The fact that the waiting room would be empty hit her hard. Andrzejewski broke down, then called her husband and her mom. At her next doctor’s appointment, she asked if it was possible that her husband might even be restricted from attending the birth; her doctor told her it was a very real possibility.
She had already been fearful about being exposed to COVID-19 at her job and possibly being separated from her baby, so Andrzejewski stopped working. She looked into a birthing center, which assured her that her husband could still be present for the birth. But it was too close to her due date for her to feel comfortable about making such a drastic change, and her obstetrician was not keen on the idea.
When she went into labor, she and her husband entered through the ER, wearing face masks, and had their temperatures taken. Andrzejewski’s mother had self-quarantined for two weeks so she could watch Holly.
Hayden was born on April 1, and she met her big sister and grandma through FaceTime.
“(Holly) called herself ‘sissy,’” Andrzejewski said. It made her emotional to think that her father would never get to know Hayden. But the moment Hayden was born, Andrzejewski said she experienced an overwhelming feeling that her dad had met Hayden before and was there with her.
“I had an image in my head that he had kissed her and handed her over to me,” she said.
They came home 24 hours after the birth, and waited a month before any relatives met Hayden. Andrzejewski has barely left the house, except to go to the backyard with the babies.
“I don’t have plans on taking either one of the girls out for months,” she said, even though her county has reopened. She’s nervous about the expected second wave of infections, and isn’t sure when she might return to work.

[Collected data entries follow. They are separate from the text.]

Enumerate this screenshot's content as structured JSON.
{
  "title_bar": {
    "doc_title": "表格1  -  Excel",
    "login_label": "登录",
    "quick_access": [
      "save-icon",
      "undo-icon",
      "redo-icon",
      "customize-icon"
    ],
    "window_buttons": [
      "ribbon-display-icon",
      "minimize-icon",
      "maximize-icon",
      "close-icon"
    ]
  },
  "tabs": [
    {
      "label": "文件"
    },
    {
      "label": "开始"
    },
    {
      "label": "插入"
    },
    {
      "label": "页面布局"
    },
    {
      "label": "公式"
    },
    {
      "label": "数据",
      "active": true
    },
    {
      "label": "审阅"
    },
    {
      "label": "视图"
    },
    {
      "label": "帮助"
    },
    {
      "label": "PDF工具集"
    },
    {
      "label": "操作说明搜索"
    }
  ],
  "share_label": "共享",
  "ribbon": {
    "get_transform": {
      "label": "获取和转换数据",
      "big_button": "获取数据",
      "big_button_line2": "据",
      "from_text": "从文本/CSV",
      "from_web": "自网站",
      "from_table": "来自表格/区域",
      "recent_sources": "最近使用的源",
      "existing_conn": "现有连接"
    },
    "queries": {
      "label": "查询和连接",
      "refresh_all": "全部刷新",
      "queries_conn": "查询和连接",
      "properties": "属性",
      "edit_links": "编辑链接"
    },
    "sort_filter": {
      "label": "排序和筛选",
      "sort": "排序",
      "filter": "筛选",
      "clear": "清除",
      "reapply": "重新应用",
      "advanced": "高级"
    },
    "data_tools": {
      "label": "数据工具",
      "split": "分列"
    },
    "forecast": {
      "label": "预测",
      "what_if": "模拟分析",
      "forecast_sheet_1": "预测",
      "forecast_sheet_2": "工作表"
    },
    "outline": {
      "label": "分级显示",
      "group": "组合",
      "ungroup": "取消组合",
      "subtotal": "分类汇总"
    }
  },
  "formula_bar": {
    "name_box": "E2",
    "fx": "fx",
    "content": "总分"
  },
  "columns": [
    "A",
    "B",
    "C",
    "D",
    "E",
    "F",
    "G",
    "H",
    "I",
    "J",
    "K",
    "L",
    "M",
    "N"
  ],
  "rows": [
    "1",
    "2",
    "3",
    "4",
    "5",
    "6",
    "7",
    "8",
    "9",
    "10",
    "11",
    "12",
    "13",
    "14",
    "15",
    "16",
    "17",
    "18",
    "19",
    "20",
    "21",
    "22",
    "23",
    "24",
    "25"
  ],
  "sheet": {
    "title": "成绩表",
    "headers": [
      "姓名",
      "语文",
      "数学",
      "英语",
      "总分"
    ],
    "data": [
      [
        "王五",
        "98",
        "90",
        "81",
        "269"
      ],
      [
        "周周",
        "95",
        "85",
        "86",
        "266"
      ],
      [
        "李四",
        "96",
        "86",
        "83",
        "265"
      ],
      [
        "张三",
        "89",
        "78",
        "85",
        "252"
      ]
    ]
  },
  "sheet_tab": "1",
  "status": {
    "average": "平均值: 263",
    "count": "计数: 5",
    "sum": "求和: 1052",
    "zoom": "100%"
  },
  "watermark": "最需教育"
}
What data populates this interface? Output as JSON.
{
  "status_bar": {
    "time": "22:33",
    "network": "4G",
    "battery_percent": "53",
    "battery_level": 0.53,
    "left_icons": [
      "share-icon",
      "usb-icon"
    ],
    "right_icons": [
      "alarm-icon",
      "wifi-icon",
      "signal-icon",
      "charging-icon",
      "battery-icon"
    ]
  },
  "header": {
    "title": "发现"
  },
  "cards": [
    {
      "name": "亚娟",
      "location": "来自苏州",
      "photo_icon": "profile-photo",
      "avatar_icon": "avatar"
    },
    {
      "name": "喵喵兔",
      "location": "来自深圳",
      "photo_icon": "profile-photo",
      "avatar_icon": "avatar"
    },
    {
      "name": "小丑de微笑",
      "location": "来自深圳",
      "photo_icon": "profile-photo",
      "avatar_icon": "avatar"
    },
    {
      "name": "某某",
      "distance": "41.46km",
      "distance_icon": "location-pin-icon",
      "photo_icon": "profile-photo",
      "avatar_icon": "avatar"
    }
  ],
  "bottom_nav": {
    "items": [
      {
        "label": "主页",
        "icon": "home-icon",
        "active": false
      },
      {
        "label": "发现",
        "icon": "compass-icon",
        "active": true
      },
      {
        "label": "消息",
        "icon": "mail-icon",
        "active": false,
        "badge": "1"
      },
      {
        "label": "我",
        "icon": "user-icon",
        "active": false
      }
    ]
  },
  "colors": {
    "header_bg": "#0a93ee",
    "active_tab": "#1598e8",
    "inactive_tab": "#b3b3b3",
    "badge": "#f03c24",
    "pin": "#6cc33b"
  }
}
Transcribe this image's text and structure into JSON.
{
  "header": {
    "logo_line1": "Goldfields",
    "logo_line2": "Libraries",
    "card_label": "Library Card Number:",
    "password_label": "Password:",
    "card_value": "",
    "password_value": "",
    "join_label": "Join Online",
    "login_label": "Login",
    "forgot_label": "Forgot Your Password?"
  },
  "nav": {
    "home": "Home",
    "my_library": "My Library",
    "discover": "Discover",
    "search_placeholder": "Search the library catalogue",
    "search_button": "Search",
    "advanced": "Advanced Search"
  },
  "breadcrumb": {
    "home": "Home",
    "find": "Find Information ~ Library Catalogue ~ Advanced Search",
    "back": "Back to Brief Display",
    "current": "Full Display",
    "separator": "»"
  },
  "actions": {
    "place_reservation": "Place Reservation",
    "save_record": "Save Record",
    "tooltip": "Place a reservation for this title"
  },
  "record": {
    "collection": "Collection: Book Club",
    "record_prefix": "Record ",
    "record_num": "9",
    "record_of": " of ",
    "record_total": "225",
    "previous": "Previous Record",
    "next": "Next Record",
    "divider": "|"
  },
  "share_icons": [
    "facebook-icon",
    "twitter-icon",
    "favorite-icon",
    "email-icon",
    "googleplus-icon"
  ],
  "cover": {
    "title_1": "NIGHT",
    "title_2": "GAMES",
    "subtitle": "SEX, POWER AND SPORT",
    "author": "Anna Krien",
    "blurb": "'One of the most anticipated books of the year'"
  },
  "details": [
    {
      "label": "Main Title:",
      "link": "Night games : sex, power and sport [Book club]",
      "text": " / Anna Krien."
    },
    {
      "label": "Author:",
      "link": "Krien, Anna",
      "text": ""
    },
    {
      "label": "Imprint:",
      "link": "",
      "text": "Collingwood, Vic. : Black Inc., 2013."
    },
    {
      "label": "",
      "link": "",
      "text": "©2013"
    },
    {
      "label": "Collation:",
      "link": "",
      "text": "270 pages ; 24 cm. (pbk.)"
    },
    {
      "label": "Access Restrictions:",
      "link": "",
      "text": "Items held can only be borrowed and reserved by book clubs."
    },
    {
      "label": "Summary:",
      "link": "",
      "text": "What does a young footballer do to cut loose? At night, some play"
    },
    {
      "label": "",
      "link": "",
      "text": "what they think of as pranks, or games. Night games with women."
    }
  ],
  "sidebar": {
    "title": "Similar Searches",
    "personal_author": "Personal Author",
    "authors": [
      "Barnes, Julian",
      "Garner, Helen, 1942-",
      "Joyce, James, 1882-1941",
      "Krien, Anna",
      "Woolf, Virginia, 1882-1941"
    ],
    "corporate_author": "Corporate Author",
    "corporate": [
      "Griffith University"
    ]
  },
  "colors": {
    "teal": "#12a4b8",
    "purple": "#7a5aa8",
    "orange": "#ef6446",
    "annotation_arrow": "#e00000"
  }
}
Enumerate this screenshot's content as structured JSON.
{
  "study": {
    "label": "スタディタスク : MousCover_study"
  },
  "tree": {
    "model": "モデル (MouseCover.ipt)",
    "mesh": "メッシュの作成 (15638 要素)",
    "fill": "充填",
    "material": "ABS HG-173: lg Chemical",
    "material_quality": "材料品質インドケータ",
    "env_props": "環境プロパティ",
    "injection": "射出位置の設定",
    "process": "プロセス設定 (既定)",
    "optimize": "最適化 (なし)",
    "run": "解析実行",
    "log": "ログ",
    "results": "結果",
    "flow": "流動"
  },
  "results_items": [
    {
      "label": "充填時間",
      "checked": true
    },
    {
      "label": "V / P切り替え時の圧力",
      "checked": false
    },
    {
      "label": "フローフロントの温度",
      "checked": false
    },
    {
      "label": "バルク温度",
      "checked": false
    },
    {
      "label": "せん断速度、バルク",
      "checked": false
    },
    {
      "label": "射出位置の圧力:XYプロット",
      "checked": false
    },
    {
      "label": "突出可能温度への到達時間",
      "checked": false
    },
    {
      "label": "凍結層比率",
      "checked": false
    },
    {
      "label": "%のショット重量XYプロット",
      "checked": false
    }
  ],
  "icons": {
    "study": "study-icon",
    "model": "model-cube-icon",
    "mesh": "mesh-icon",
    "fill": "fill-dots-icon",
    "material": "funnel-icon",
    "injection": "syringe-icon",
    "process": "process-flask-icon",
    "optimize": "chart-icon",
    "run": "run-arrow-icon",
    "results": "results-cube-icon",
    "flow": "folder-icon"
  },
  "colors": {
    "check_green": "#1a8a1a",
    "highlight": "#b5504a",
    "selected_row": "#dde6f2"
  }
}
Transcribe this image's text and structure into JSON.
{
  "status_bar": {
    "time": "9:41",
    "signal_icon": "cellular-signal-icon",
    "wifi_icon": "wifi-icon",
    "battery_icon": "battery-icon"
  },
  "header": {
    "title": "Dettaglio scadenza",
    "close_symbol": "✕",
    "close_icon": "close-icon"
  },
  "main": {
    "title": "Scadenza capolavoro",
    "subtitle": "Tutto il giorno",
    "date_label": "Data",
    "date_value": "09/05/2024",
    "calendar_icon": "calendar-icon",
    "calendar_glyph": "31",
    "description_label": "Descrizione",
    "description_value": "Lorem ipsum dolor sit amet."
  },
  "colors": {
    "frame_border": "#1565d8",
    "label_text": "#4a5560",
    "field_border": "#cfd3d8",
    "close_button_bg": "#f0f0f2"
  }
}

She’s taken some comfort in how much Hayden resembles her father, Steve.
“My dad was Italian, and Hayden looks exactly like him,” she said. She said he would have been screaming it from the mountaintops that he has a grandchild that looks like him.
Recently, she did venture out for an outing she felt compelled to do: She took her daughters to visit her father’s gravesite.
“Here are your two grandbabies,” she said. “I wish you were here to see how much she looks like you.”
Once in a while, her mom will call the baby “Stevie.”
It’s a reminder that a little piece of her father is still with her.